Different light wavlengths, like the one given in the problem, create different diffraction patterns. This means the specific arrangement of dark and bright fringes is directly related to the properties of the light wave and the slit. In single-slit diffraction, the dark fringes appear at specific angles where the light waves interfere destructively, which we'll explore in the next section.

Destructive interference is a key concept when explaining the dark fringes found in a diffraction pattern. This occurs when waves overlap in such a way that they cancel each other out, leading to areas of darkness on the screen. In a single-slit diffraction scenario, this happens when the light traveling through the slit meets itself in such a way that the crest of one wave aligns with the trough of another.
The condition for complete destructive interference (where we see a dark fringe) in single-slit diffraction can be described mathematically by the equation: \[ a \sin \theta = m \lambda \]where:

• \( a \) is the width of the slit
• \( \lambda \) is the wavelength of light
• \( m \) is the integer order marking the fringe (1, 2, 3, ...)

Using this formula, we can predict where the dark fringes will appear by determining the specific angles \( \theta \) where the light interferes destructively.

The path difference in diffraction is the extra distance that some light waves have traveled compared to others. This difference in distance is critical in determining whether we will observe constructive or destructive interference at a certain point on the screen.
In the case of single-slit diffraction, the path difference is given by the width of the slit and the angle at which the light waves meet each other after passing through the slit. For destructive interference, this path difference results in the condition:\[ a \sin \theta = m \lambda \],where the light waves cancel out and we see a dark fringe. This equation is pretty straightforward, but it's powerful because it allows us to understand and predict the formation of dark fringes in the diffraction pattern.

Calculating the diffraction angle involves determining the specific angles \( \theta \) at which destructive interference occurs.
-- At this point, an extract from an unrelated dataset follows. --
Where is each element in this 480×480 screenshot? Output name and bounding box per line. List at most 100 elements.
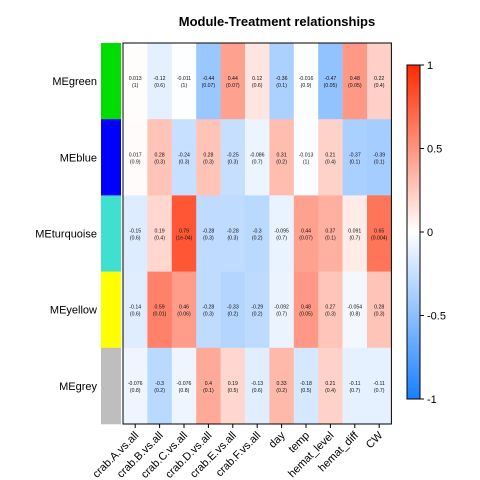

To find these, we use the diffraction condition:\[ a \sin \theta = m \lambda \],where \( m \) is the order of the dark fringe. For the problem at hand, students need to recognize that the range of \( \sin \theta \) is restricted from -1 to 1, which significantly limits \( m \).
Practically, the largest value that \( \sin \theta \) can take is 1, which simplifies the calculation of \( m \):\[ m = \frac{a}{\lambda} \]Given \( a = 0.0666 \text{ mm} \) and \( \lambda = 585 \text{ nm} \), substituting these values allows us to calculate \( m \approx 114 \). Hence, the diffraction angle for the most distant dark fringe approaches 90°, as the sine of 90° is 1. This explanation provides a clear comprehension of the calculation process used in the exercise.